To hammer home her point about the need for public health care, McClanahan took to Twitter and began to sound alarms via a series of tweets, one of which referred to the coronavirus as “our next black swan.” Another tweet stated: “No one will worry about the stock market, politics or anything else when this nasty coronavirus hits.” And another said: “People should worry about this instead of money and politics, #pandemic.”

On March 21, she tweeted @realDonaldTrump and tagged her series of tweets with the message, “FYI, here are all my #coronavirus tweets from 2013. To say we didn’t know about this is a bald face lie. This and other viruses is why I’ve screamed about public health and community health for a decade now.”

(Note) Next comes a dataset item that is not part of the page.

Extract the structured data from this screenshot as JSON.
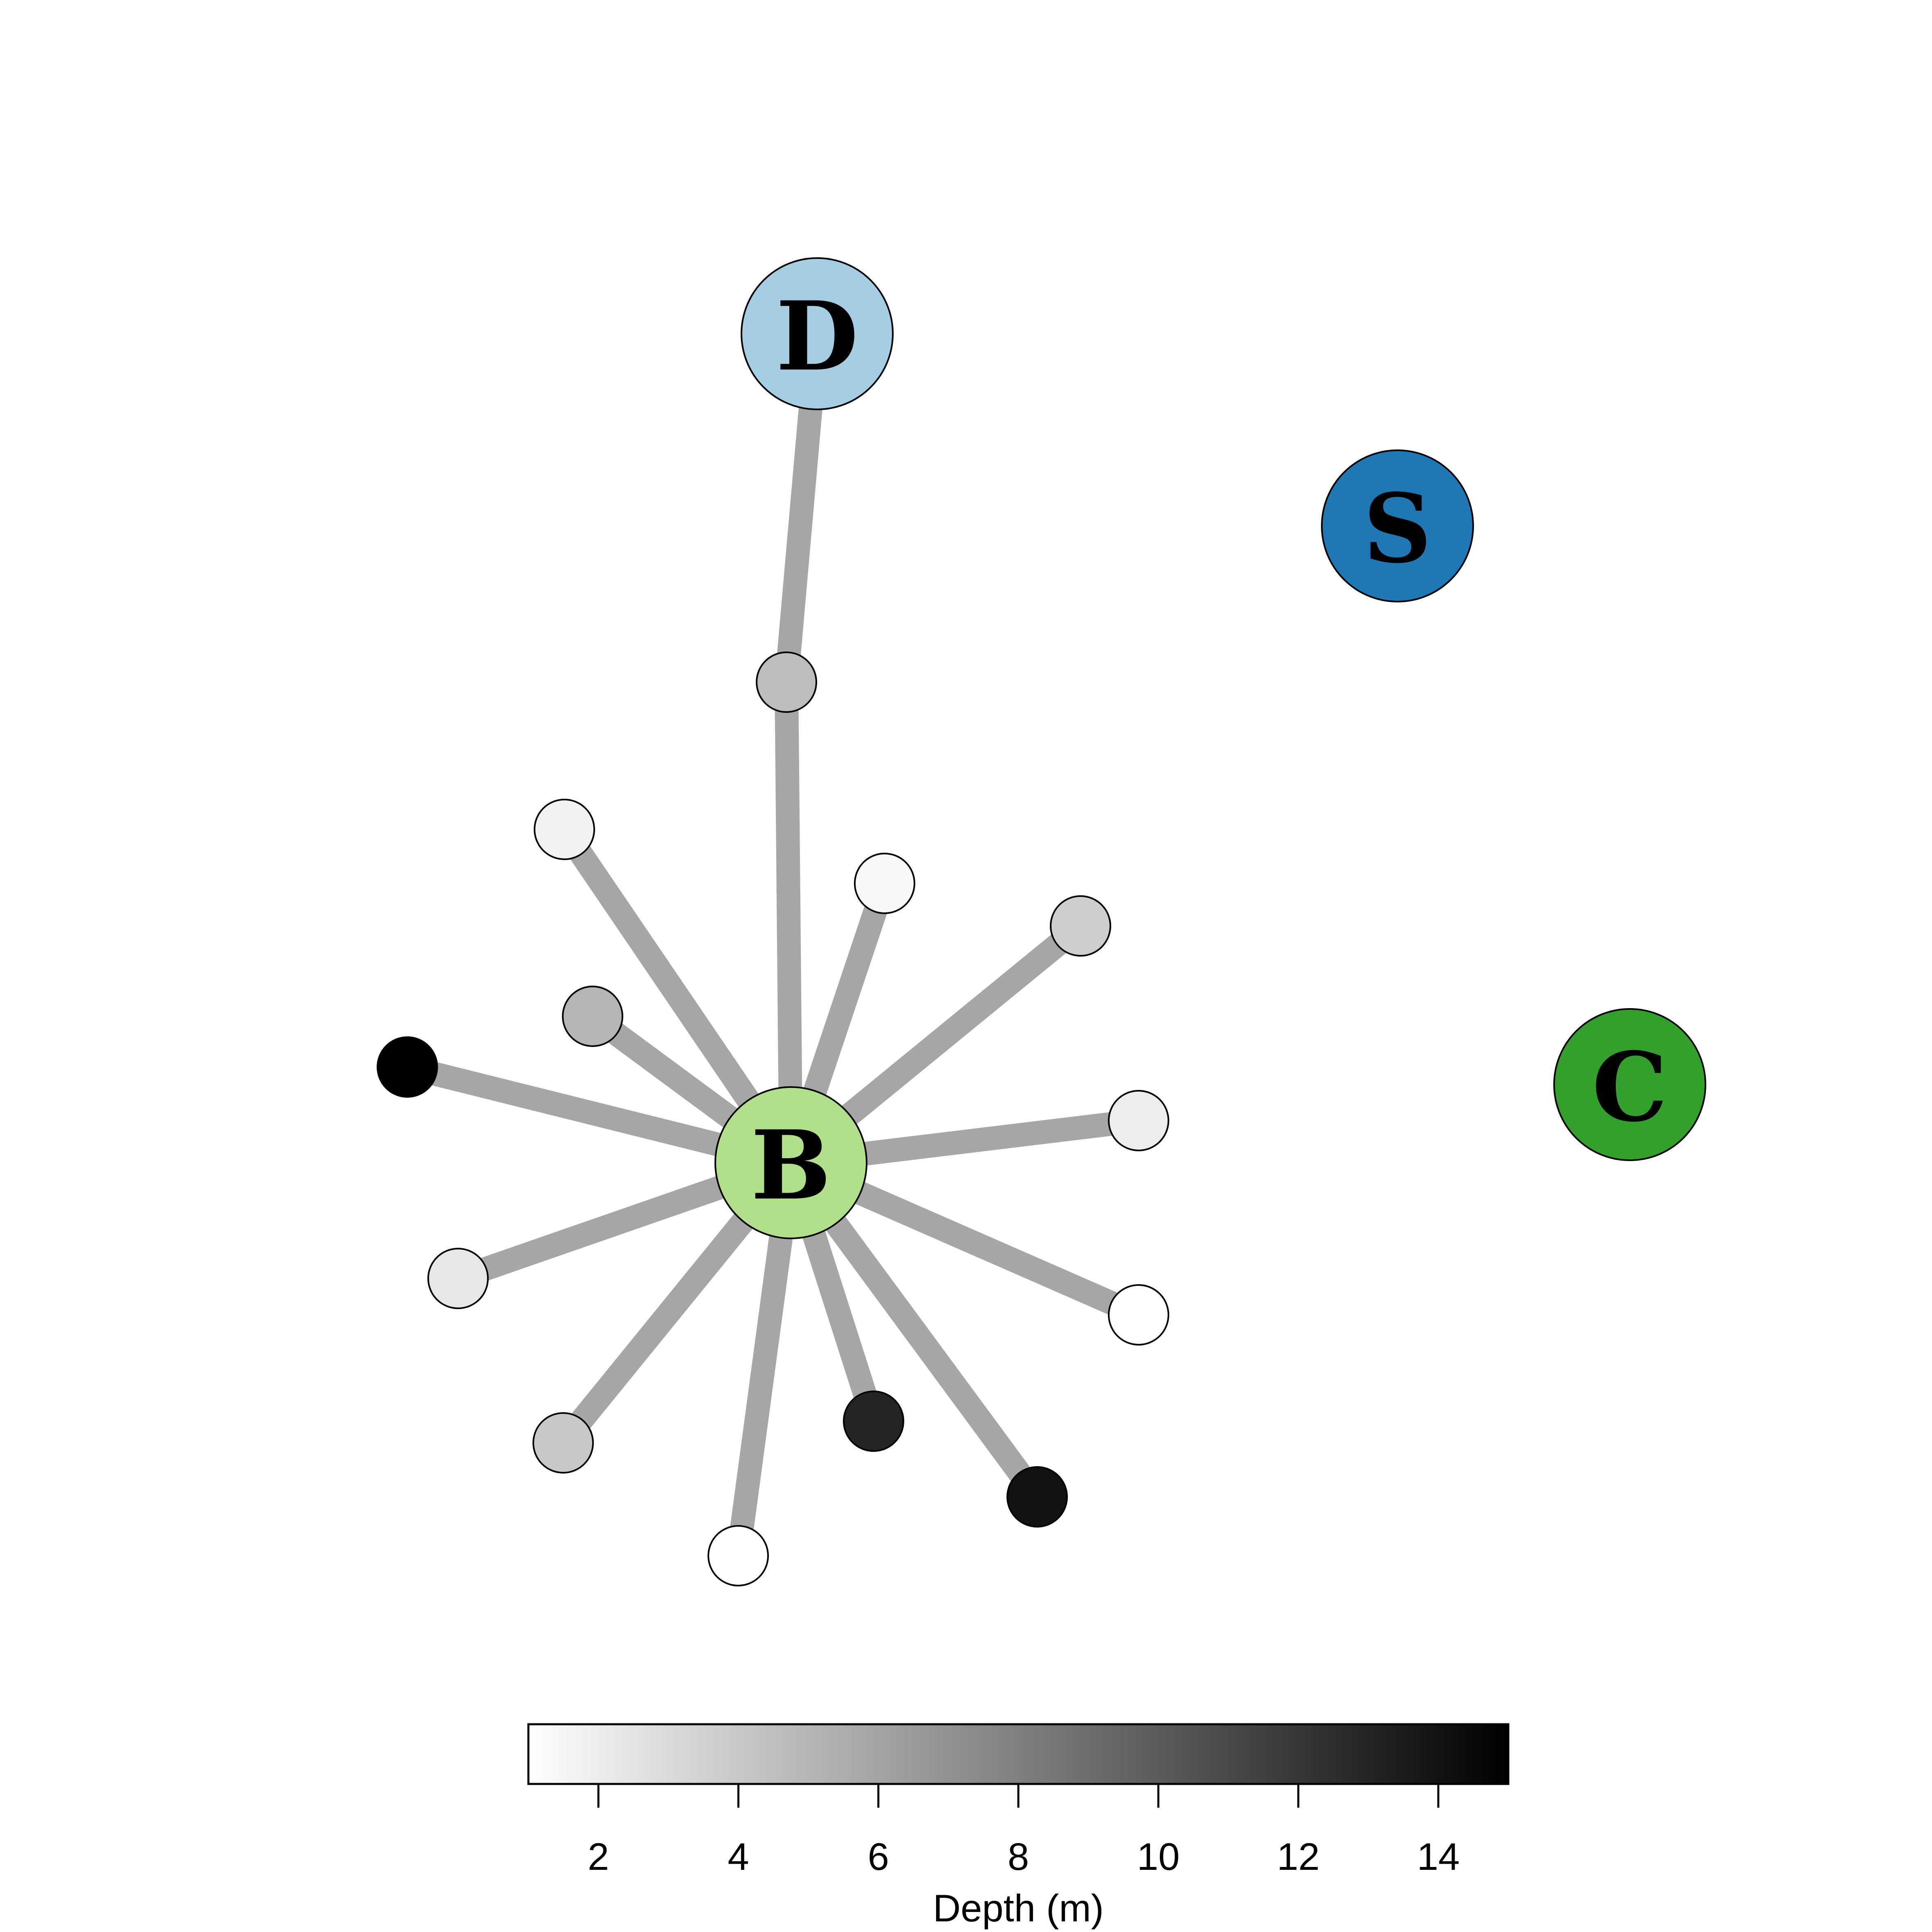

McClanahan said she is furious because public health funding is not a priority in the U.S. She said various presidents made it a priority during their administrations, but over the years it would get cut. It was wiped out when Trump was elected, she said.

“It’s a discretionary item in the budget and it needs to be mandatory funding every year,” she said.

 

She noted public health officials have been fighting for funding for the past decade. “They are still having to fight for funding every year, and this is why we are in the predicament we are in right now, because our health care system is so fragmented, and our public health funding is so bad,” she said.

She hopes financial advisors are taking notice and will rethink their strategies with clients. Financial planners, she said, spends too much time predicting a future that is not predictable and not enough time creating resiliency for their clients so that they can withstand the impact of troubled times.

“We give people these projections about retirement and we try to predict the economy. That’s bull. Instead, we need to be helping people create a great life,” she said.

She said the focus in her practice revolves around making sure people are saving for the future with an emphasis on resiliency, not retirement. She pointed out that retirement was invented in the 1930s with Social Security at a time when the average life expectancy for U.S. residents was under 65.

“Now we live another 20 to 30 years past that, and so to me people shouldn’t be quitting work at 65. And this goes into public policy because there is so much ageism," she argues. "We need to create policies to keep people working as long as possible, doing something, because that’s your greatest way to maintain financial security."

If you are able to save a lot of money and it is much less than you spend, then you can give up the ability to work, she said. But she cautions people not to count on the stock market to take care of them for 30 years. “And this [latest bear market] is a perfect example,” she said of the pandemic.  

McClanahan also faults financial advisors for allowing clients to be too aggressive with their investments in retirement. “You can’t afford to take that kind of risk if you are no longer working. If you have a lot of money, yes, but if you have just enough, you have to be really careful with that,” she said.

At her firm, clients who are in retirement or near retirement have at least five years of cash flow and most of them have no more than 30% to 40% stock in their portfolio, she said. “It’s making certain that if the bottom drops out that your clients know that they are OK in the short term, and ideally the market will come back in the long term,” she said.

Financial advisors, she said, should prepare their clients for hard times and make sure they have an emergency fund that helps to provide for cash flow that’s going to meet their needs no matter what the market is doing. They also need to be appropriately insured, have all their estate planning documents up to date and have a good financial plan, she said.

“If you look at the Great Depression, it took 20 years for the stock market to come back. So, never let people take more risk than they can afford financially to meet their needs,” she said.   

Today, McClanahan focuses on family medicine as a volunteer and continues to offer financial advice to clients. She said she's commited to continuing the fight for public health funding. “We should be creating resiliency within our systems instead of panicking when something big occurs,” she said.